Legal issues are among the biggest obstacles. Daimler Trucks North America LLC CEO Martin Daum said society might forgive a number of deaths caused by tired truck drivers at the wheel but they would never forgive a single fatal crash blamed on a fully automated big rig.
For now four states, including Nevada, and the District of Columbia, certify testing of autonomous vehicles on public roads as long as a human driver is behind the wheel, and a few others are keen on allowing the tests.
Bernhard said more states need to allow testing of autonomous driving before fleets of self-driving semi-trucks fill U.S. freeways and interstates anytime soon.
"Then it starts to make sense for our customers," Bernhard said, when states that allow it are linked together. "That will be the point when the tipping point is reached."

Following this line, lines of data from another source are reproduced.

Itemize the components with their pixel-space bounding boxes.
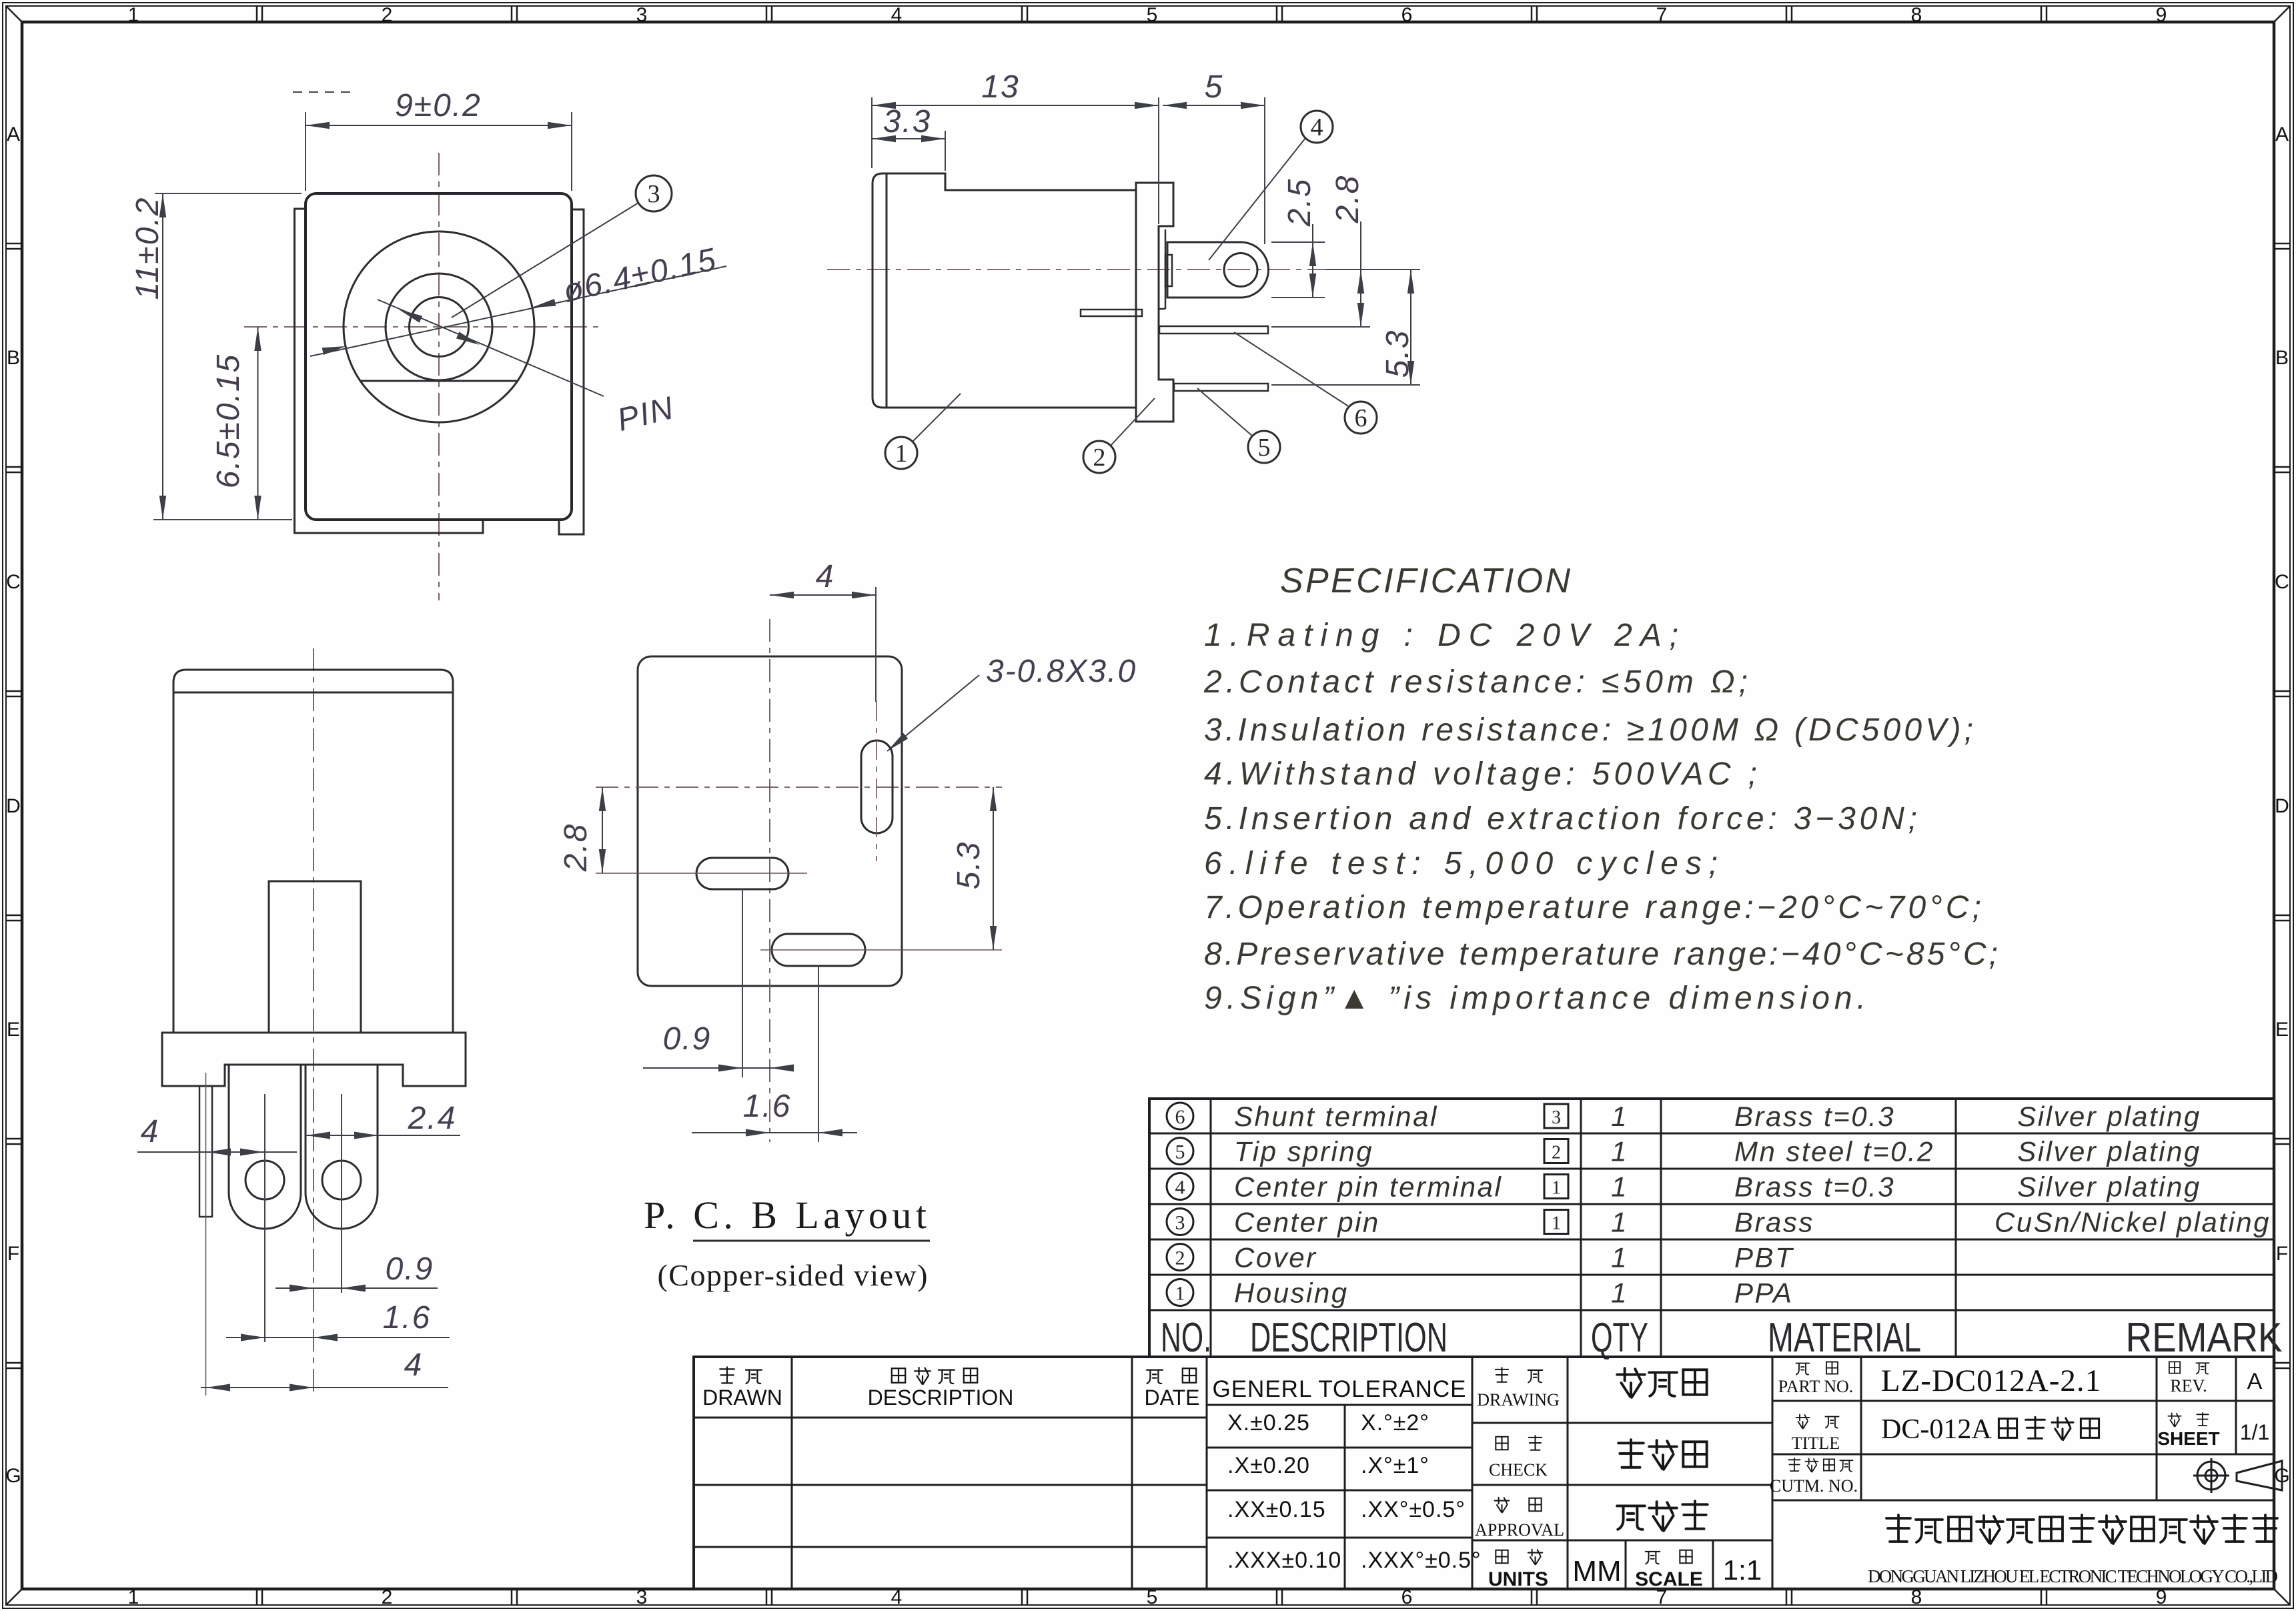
side view: DC jack profile xyxy=(827,69,1420,473)
svg-text:SCALE: SCALE xyxy=(1635,1568,1703,1590)
svg-text:B: B xyxy=(7,347,20,369)
balloon 5 (tip spring) xyxy=(1248,431,1280,463)
svg-text:PPA: PPA xyxy=(1734,1277,1793,1309)
balloon 5 leader xyxy=(1197,388,1253,436)
svg-text:DESCRIPTION: DESCRIPTION xyxy=(868,1386,1014,1410)
company name (Chinese) xyxy=(1886,1515,1910,1542)
BOM row 6: Shunt terminal xyxy=(1167,1103,1193,1129)
tip spring tab (left) xyxy=(1081,310,1142,316)
svg-text:5: 5 xyxy=(1147,4,1158,26)
svg-text:1.6: 1.6 xyxy=(383,1300,432,1335)
pcb vertical centerline xyxy=(769,619,770,1142)
pcb body outline xyxy=(638,656,902,986)
svg-text:5: 5 xyxy=(1175,1141,1185,1163)
svg-text:Silver plating: Silver plating xyxy=(2017,1171,2201,1203)
housing chamfer line xyxy=(173,692,453,694)
title label xyxy=(1796,1415,1810,1429)
svg-text:1: 1 xyxy=(1175,1283,1185,1305)
svg-text:UNITS: UNITS xyxy=(1488,1568,1548,1590)
svg-text:LZ-DC012A-2.1: LZ-DC012A-2.1 xyxy=(1881,1364,2101,1398)
BOM row 5: Tip spring xyxy=(1167,1138,1193,1165)
svg-text:.X°±1°: .X°±1° xyxy=(1361,1453,1429,1478)
part no label xyxy=(1796,1364,1810,1375)
svg-text:3: 3 xyxy=(636,4,648,26)
svg-text:DONGGUAN LIZHOU EL ECTRONIC TE: DONGGUAN LIZHOU EL ECTRONIC TECHNOLOGY C… xyxy=(1868,1566,2278,1586)
balloon 1 leader xyxy=(913,394,961,442)
svg-text:6: 6 xyxy=(1401,4,1413,26)
svg-text:PART NO.: PART NO. xyxy=(1778,1377,1854,1396)
rear view vertical centerline xyxy=(313,648,314,1396)
svg-text:3.3: 3.3 xyxy=(883,104,932,139)
svg-text:DRAWING: DRAWING xyxy=(1477,1390,1560,1410)
svg-text:CUTM. NO.: CUTM. NO. xyxy=(1770,1476,1858,1496)
chord across outer circle xyxy=(360,380,518,382)
units label xyxy=(1496,1550,1508,1563)
svg-text:F: F xyxy=(7,1243,19,1265)
balloon 4 leader xyxy=(1209,138,1305,260)
cover front plate (rounded square body) xyxy=(306,193,572,520)
svg-text:Center pin: Center pin xyxy=(1234,1207,1380,1238)
balloon 6 (shunt terminal) xyxy=(1345,402,1377,434)
svg-text:.XX°±0.5°: .XX°±0.5° xyxy=(1361,1497,1466,1522)
svg-text:MM: MM xyxy=(1572,1555,1621,1588)
svg-text:2.8: 2.8 xyxy=(1330,175,1365,224)
svg-text:5.3: 5.3 xyxy=(951,841,987,890)
svg-text:Silver plating: Silver plating xyxy=(2017,1101,2201,1132)
BOM row 4: Center pin terminal xyxy=(1167,1173,1193,1200)
svg-text:MATERIAL: MATERIAL xyxy=(1768,1315,1921,1361)
slot hole left (horizontal) xyxy=(696,858,788,889)
side view centerline xyxy=(827,269,1329,270)
svg-text:1: 1 xyxy=(1611,1136,1628,1167)
balloon 3 leader xyxy=(452,203,638,318)
cover clip strip xyxy=(1165,229,1167,309)
svg-text:1: 1 xyxy=(1611,1207,1628,1238)
approval name xyxy=(1617,1506,1645,1529)
svg-text:2.8: 2.8 xyxy=(558,823,594,873)
svg-text:2.4: 2.4 xyxy=(408,1101,457,1136)
svg-text:2: 2 xyxy=(1175,1247,1185,1269)
svg-text:4: 4 xyxy=(1175,1177,1185,1199)
svg-text:G: G xyxy=(5,1465,21,1487)
svg-text:1/1: 1/1 xyxy=(2240,1420,2269,1444)
svg-text:DRAWN: DRAWN xyxy=(702,1386,782,1410)
drawing label xyxy=(1496,1368,1508,1382)
cover front plate inner edge xyxy=(886,174,888,407)
svg-text:GENERL TOLERANCE: GENERL TOLERANCE xyxy=(1212,1376,1466,1402)
svg-text:D: D xyxy=(2275,795,2289,817)
svg-text:13: 13 xyxy=(981,69,1019,105)
stray dashed line top-left xyxy=(293,91,352,93)
BOM parts table xyxy=(1149,1099,2283,1361)
balloon 6 leader xyxy=(1234,332,1349,407)
svg-text:3: 3 xyxy=(636,1586,648,1608)
sheet label xyxy=(2168,1413,2181,1426)
svg-text:CHECK: CHECK xyxy=(1489,1460,1548,1480)
svg-text:1: 1 xyxy=(1611,1171,1628,1203)
rear view: housing from behind xyxy=(137,648,466,1396)
svg-text:.XX±0.15: .XX±0.15 xyxy=(1227,1497,1326,1522)
svg-text:1: 1 xyxy=(128,1586,139,1608)
hole in terminal ear xyxy=(1224,253,1257,287)
shunt terminal pin (top) xyxy=(1159,326,1268,334)
drawing name xyxy=(1617,1368,1645,1398)
svg-text:Center pin terminal: Center pin terminal xyxy=(1234,1171,1502,1203)
svg-text:Cover: Cover xyxy=(1234,1242,1317,1273)
side pin centerline xyxy=(205,1073,207,1396)
svg-text:1:1: 1:1 xyxy=(1723,1554,1762,1586)
svg-text:3: 3 xyxy=(648,180,660,208)
svg-text:1: 1 xyxy=(895,440,908,468)
svg-text:5: 5 xyxy=(1258,434,1271,462)
balloon 1 (housing) xyxy=(885,437,917,469)
bottom slot centerline xyxy=(760,949,1002,951)
svg-text:Tip spring: Tip spring xyxy=(1234,1136,1373,1167)
left prong hole xyxy=(245,1161,284,1199)
specification text block xyxy=(1203,562,1998,1016)
mounting flange xyxy=(162,1033,466,1086)
barrel outer circle ø6.4 xyxy=(344,231,534,422)
title block texts xyxy=(702,1362,2282,1590)
svg-text:SHEET: SHEET xyxy=(2157,1428,2219,1449)
svg-text:1: 1 xyxy=(1611,1242,1628,1273)
BOM row 1: Housing xyxy=(1167,1279,1193,1306)
left slot centerline xyxy=(596,873,807,874)
svg-text:2: 2 xyxy=(382,1586,393,1608)
svg-text:A: A xyxy=(2247,1369,2263,1394)
svg-text:C: C xyxy=(2275,571,2289,593)
balloon 2 leader xyxy=(1111,398,1155,446)
svg-text:1: 1 xyxy=(1552,1178,1561,1199)
center pin stub xyxy=(1165,255,1172,286)
slot hole right (vertical) xyxy=(861,740,893,833)
front view: DC jack face xyxy=(130,88,726,600)
slot hole bottom (horizontal) xyxy=(772,934,865,966)
svg-text:3: 3 xyxy=(1175,1212,1185,1234)
center pin terminal ear xyxy=(1167,242,1268,298)
svg-text:B: B xyxy=(2275,347,2289,369)
BOM row 3: Center pin xyxy=(1167,1209,1193,1235)
svg-text:DC-012A: DC-012A xyxy=(1881,1414,1992,1445)
prong extension lines xyxy=(264,1094,265,1342)
svg-text:PBT: PBT xyxy=(1734,1242,1794,1273)
svg-text:X.°±2°: X.°±2° xyxy=(1361,1410,1429,1436)
svg-text:X.±0.25: X.±0.25 xyxy=(1227,1410,1310,1436)
svg-text:NO.: NO. xyxy=(1161,1315,1211,1361)
svg-text:1: 1 xyxy=(128,4,139,26)
svg-text:1: 1 xyxy=(1611,1277,1628,1309)
barrel middle circle xyxy=(386,274,492,380)
svg-text:4: 4 xyxy=(141,1114,160,1149)
svg-text:4: 4 xyxy=(404,1348,424,1383)
svg-text:6: 6 xyxy=(1355,404,1367,432)
svg-text:P. C. B Layout: P. C. B Layout xyxy=(644,1193,927,1237)
approval label xyxy=(1495,1498,1510,1513)
svg-text:CuSn/Nickel plating: CuSn/Nickel plating xyxy=(1994,1207,2271,1238)
svg-text:C: C xyxy=(6,571,21,593)
svg-text:F: F xyxy=(2276,1243,2288,1265)
svg-text:(Copper-sided view): (Copper-sided view) xyxy=(658,1258,928,1292)
side pin (thin) xyxy=(199,1086,212,1217)
check label xyxy=(1496,1437,1508,1450)
svg-text:8: 8 xyxy=(1911,4,1922,26)
housing right edge (side view) xyxy=(1135,183,1137,422)
svg-text:REV.: REV. xyxy=(2170,1376,2207,1396)
svg-text:0.9: 0.9 xyxy=(663,1021,712,1057)
check name xyxy=(1618,1440,1643,1468)
svg-text:9: 9 xyxy=(2156,4,2167,26)
svg-text:2: 2 xyxy=(1552,1143,1561,1163)
svg-text:2: 2 xyxy=(382,4,393,26)
balloon 4 (center pin terminal) xyxy=(1301,111,1333,143)
right slot centerline xyxy=(876,701,877,861)
svg-text:6.5±0.15: 6.5±0.15 xyxy=(211,354,246,489)
svg-text:6: 6 xyxy=(1175,1106,1185,1128)
third angle projection symbol xyxy=(2197,1462,2225,1490)
housing left flange behind cover xyxy=(295,209,484,533)
svg-text:APPROVAL: APPROVAL xyxy=(1475,1520,1564,1540)
svg-text:E: E xyxy=(7,1019,20,1041)
scale label xyxy=(1646,1552,1660,1564)
svg-text:TITLE: TITLE xyxy=(1792,1434,1840,1453)
center pin base protrusion xyxy=(269,881,361,1033)
left prong (solder lug) xyxy=(229,1065,301,1229)
svg-text:1.6: 1.6 xyxy=(743,1089,792,1124)
svg-text:QTY: QTY xyxy=(1591,1315,1648,1361)
svg-text:3: 3 xyxy=(1552,1107,1561,1128)
svg-text:7: 7 xyxy=(1656,4,1668,26)
tip spring pin (bottom) xyxy=(1174,384,1268,391)
PCB layout view xyxy=(558,559,1137,1292)
svg-text:Mn steel t=0.2: Mn steel t=0.2 xyxy=(1734,1136,1934,1167)
svg-text:D: D xyxy=(6,795,21,817)
customer part no label xyxy=(1788,1458,1800,1471)
svg-text:1: 1 xyxy=(1552,1213,1561,1234)
svg-text:.XXX°±0.5°: .XXX°±0.5° xyxy=(1361,1548,1482,1573)
svg-text:8.Preservative temperature ran: 8.Preservative temperature range:−40°C~8… xyxy=(1204,937,1998,972)
svg-text:Silver plating: Silver plating xyxy=(2017,1136,2201,1167)
svg-text:Brass t=0.3: Brass t=0.3 xyxy=(1734,1171,1895,1203)
right prong (solder lug) xyxy=(306,1065,378,1229)
svg-text:REMARK: REMARK xyxy=(2126,1315,2283,1361)
balloon 2 (cover) xyxy=(1083,441,1115,473)
svg-text:.XXX±0.10: .XXX±0.10 xyxy=(1227,1548,1341,1573)
rear housing body xyxy=(173,670,453,1033)
balloon 3 (center pin) xyxy=(636,175,672,211)
PIN leader line xyxy=(378,300,604,396)
svg-text:E: E xyxy=(2275,1019,2289,1041)
date column header xyxy=(1147,1370,1163,1384)
svg-text:Housing: Housing xyxy=(1234,1277,1349,1309)
pcb horizontal centerline xyxy=(596,786,1002,788)
svg-text:A: A xyxy=(7,123,20,145)
svg-text:SPECIFICATION: SPECIFICATION xyxy=(1280,562,1570,600)
housing outline (side) xyxy=(873,173,1173,422)
svg-text:9±0.2: 9±0.2 xyxy=(395,88,482,123)
svg-text:4: 4 xyxy=(816,559,835,594)
title underline xyxy=(693,1240,930,1242)
ø6.4 diameter line xyxy=(310,266,726,356)
housing right flange behind cover xyxy=(559,209,584,534)
front view centerlines xyxy=(244,326,600,328)
svg-text:2.5: 2.5 xyxy=(1282,178,1317,227)
svg-text:.X±0.20: .X±0.20 xyxy=(1227,1453,1310,1478)
drawn column header xyxy=(720,1367,734,1383)
svg-text:4: 4 xyxy=(1311,113,1323,141)
svg-text:DESCRIPTION: DESCRIPTION xyxy=(1250,1315,1448,1361)
title block xyxy=(694,1357,2274,1589)
svg-text:0.9: 0.9 xyxy=(386,1251,434,1287)
svg-text:1: 1 xyxy=(1611,1101,1628,1132)
svg-text:4: 4 xyxy=(891,4,903,26)
description column header xyxy=(892,1368,905,1383)
svg-text:Brass t=0.3: Brass t=0.3 xyxy=(1734,1101,1895,1132)
svg-text:DATE: DATE xyxy=(1145,1386,1200,1410)
svg-text:Brass: Brass xyxy=(1734,1207,1814,1238)
BOM row 2: Cover xyxy=(1167,1244,1193,1271)
svg-text:11±0.2: 11±0.2 xyxy=(130,197,165,300)
svg-text:5: 5 xyxy=(1205,69,1224,105)
svg-text:Shunt terminal: Shunt terminal xyxy=(1234,1101,1438,1132)
svg-text:3-0.8X3.0: 3-0.8X3.0 xyxy=(986,654,1137,689)
svg-text:2: 2 xyxy=(1093,444,1106,472)
rev label xyxy=(2169,1362,2180,1373)
center pin circle xyxy=(410,298,469,357)
right prong hole xyxy=(322,1161,361,1199)
svg-text:A: A xyxy=(2275,123,2289,145)
svg-text:4.Withstand voltage: 500VAC ;: 4.Withstand voltage: 500VAC ; xyxy=(1204,756,1757,792)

Bernhard said the company is still far from taking customer orders for the trucks. "We're just getting people inspired," he said.
The truck shown off Tuesday night is called "Inspiration," and Daum said it was a first step, much like landing on the moon.
Taking a line from astronaut Neil Armstrong, Bernhard told the crowd bused to the site from Las Vegas for the news conference that it was about to witness "a short drive for man and a long haul for mankind."
On Wednesday, the company planned test-drives with invited members of the media to show off the automated technology.
AP Auto Writer Tom Krisher contributed from Detroit.